Una coccinella può mai diventare Israele in Nations League? No, non siamo in campagna elettorale negli Usa per Trump. Eppure c’è nel calcio degli ultimi anni, o meglio fronte UEFA, una curiosità che apparentemente ha a che fare con la politica: perché Israele partecipa alla Nations League? La nazionale israeliana, nonostante geograficamente appartenga al Medio Oriente, compete nelle competizioni europee da decenni. La ragione di ciò risiede in motivazioni storiche e geopolitiche
Negli anni ’70, Israele fu escluso dalla Confederazione Asiatica di Calcio (AFC) a causa di tensioni politiche con molti paesi arabi, che si rifiutavano di affrontare la squadra israeliana.

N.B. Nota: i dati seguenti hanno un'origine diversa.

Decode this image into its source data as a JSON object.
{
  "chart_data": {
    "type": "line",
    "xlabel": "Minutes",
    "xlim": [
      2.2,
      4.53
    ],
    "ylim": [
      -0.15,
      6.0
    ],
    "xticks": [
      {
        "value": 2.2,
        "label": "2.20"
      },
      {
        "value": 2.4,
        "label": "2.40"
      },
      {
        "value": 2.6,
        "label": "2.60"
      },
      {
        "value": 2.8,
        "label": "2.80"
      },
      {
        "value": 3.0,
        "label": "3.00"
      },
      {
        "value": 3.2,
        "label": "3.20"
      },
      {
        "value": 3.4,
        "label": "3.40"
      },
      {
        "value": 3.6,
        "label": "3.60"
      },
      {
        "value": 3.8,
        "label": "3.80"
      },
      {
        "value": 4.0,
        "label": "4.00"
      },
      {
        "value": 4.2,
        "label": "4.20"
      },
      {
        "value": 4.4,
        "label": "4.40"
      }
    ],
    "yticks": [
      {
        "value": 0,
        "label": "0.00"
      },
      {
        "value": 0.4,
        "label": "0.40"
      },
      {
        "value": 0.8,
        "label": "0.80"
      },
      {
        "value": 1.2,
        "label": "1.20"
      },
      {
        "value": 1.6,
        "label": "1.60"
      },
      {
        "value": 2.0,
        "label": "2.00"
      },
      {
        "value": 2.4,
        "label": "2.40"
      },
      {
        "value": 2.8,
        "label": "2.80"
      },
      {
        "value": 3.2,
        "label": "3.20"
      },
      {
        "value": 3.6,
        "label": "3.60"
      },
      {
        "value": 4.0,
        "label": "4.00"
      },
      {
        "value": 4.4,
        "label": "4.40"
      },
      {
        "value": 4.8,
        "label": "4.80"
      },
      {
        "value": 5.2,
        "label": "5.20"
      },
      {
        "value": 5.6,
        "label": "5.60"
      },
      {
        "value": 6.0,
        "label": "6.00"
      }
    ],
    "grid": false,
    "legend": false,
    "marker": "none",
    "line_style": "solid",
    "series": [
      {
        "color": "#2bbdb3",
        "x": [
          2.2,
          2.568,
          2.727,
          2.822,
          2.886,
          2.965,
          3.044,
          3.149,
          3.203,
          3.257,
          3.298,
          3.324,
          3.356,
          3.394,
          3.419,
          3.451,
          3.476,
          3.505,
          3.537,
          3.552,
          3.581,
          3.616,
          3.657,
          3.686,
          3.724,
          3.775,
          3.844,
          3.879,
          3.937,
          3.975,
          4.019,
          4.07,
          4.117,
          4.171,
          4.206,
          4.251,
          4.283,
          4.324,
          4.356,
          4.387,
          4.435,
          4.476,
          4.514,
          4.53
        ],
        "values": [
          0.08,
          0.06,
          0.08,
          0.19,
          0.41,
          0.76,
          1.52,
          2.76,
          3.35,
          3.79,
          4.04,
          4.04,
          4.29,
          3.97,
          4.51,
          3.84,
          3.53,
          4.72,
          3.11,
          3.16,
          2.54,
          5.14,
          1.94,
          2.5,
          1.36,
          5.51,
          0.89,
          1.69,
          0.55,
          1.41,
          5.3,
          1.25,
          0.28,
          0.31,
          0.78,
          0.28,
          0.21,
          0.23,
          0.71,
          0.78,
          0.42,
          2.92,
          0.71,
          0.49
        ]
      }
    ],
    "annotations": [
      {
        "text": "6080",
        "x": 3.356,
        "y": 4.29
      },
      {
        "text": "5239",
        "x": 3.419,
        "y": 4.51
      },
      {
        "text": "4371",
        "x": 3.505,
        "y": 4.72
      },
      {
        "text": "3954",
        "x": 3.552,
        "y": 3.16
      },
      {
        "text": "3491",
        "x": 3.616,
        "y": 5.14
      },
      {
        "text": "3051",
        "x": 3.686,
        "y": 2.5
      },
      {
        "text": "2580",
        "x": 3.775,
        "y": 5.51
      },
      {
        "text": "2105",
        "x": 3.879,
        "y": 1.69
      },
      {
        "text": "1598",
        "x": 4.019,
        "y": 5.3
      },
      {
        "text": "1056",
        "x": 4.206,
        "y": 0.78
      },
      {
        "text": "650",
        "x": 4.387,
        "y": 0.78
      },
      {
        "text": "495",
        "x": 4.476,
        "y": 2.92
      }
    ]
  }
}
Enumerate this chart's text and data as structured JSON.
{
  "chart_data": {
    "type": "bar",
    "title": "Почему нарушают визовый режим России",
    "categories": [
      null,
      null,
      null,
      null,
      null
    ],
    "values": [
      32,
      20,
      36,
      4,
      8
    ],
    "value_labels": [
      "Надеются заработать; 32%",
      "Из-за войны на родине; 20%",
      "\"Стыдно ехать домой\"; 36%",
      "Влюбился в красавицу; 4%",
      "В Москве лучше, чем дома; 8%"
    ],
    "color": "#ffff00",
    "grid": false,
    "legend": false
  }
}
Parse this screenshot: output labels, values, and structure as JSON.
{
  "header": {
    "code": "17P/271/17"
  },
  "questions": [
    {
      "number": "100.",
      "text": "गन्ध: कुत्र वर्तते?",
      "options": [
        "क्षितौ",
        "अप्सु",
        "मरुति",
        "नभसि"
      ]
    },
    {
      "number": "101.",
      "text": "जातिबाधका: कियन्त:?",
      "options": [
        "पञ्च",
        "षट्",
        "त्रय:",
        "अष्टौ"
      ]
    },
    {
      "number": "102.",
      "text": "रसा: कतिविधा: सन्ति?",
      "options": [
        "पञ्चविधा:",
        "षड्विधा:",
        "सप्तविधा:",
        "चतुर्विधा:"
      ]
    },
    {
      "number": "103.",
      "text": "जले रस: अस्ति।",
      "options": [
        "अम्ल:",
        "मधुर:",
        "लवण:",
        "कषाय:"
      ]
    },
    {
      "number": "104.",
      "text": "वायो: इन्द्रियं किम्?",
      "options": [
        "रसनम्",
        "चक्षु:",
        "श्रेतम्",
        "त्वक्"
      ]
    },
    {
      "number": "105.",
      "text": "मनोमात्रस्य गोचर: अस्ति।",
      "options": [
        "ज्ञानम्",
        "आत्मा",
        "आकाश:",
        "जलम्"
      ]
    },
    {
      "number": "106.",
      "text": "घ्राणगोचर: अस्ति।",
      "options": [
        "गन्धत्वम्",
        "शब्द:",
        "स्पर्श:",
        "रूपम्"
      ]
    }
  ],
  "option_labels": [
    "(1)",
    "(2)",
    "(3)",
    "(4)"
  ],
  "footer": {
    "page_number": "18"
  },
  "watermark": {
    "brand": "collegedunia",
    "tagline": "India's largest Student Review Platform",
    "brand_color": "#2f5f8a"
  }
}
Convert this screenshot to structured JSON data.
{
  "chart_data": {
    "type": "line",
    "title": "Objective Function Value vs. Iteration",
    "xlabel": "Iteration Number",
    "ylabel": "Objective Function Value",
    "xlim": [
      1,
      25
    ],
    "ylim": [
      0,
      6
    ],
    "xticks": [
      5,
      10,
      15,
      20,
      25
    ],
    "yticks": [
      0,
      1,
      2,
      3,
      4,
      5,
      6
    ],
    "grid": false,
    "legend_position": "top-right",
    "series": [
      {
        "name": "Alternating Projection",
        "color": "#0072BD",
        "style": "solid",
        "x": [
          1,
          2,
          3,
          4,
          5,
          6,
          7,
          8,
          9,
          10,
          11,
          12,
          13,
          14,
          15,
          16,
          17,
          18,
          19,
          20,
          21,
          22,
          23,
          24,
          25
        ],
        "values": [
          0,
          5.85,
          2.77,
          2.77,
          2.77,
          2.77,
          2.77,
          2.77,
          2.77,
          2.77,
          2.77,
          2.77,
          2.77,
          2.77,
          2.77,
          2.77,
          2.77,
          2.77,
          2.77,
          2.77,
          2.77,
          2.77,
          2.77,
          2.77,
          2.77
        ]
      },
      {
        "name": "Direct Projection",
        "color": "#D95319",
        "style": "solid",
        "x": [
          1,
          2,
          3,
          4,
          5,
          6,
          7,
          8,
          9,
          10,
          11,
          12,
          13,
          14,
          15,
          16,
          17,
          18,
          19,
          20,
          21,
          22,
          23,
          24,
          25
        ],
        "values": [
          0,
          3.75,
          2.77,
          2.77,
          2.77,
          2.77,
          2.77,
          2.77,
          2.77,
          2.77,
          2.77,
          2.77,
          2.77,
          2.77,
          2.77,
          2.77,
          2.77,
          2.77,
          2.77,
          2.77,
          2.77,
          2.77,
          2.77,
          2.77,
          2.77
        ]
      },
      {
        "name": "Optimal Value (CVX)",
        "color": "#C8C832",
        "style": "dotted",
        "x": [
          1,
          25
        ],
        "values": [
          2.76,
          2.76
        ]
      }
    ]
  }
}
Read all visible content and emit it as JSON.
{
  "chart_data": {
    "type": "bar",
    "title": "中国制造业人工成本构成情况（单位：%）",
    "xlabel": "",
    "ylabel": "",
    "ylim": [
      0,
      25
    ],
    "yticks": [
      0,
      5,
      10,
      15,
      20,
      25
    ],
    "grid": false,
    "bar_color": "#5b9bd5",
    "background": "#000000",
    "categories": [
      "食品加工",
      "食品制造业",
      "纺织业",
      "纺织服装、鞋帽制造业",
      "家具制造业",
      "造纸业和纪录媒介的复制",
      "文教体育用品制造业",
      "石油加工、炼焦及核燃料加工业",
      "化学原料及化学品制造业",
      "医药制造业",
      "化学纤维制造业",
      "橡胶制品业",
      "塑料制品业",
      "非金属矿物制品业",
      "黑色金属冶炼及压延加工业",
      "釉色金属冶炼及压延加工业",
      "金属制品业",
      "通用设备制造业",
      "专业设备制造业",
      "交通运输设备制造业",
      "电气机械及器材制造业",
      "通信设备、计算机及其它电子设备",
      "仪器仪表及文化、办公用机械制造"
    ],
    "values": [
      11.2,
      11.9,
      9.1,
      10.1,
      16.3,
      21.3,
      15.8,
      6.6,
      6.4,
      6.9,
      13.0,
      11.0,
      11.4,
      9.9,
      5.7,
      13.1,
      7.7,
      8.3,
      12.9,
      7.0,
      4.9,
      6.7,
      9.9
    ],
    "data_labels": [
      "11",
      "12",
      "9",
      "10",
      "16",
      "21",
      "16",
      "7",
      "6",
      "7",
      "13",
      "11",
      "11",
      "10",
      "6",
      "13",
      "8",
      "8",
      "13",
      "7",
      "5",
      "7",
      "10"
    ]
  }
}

Dopo questa esclusione, la nazionale cercò un nuovo contesto in cui poter competere, provando temporaneamente altre confederazioni come quella oceanica. Tuttavia, nel 1994 Israele venne ufficialmente ammesso alla UEFA, l’organo calcistico europeo, che garantì alla squadra la possibilità di partecipare a competizioni come le qualificazioni agli Europei e la nascente Nations League.
La UEFA decise di accogliere Israele per consentire alla nazionale di competere in un ambiente calcistico stabile, lontano dalle tensioni geopolitiche che avrebbero potuto compromettere il regolare svolgimento delle partite. Da allora, Israele ha partecipato a tutte le principali competizioni europee per nazionali, incluse le qualificazioni ai Mondiali, gli Europei e la Nations League.
La Nations League offre alla squadra israeliana un’opportunità in più per misurarsi contro le migliori nazionali europee, migliorando il livello di competizione e creando nuove possibilità di qualificazione agli Europei. Per Israele, giocare in questo contesto rappresenta non solo una scelta obbligata, ma anche un’opportunità di crescita sportiva.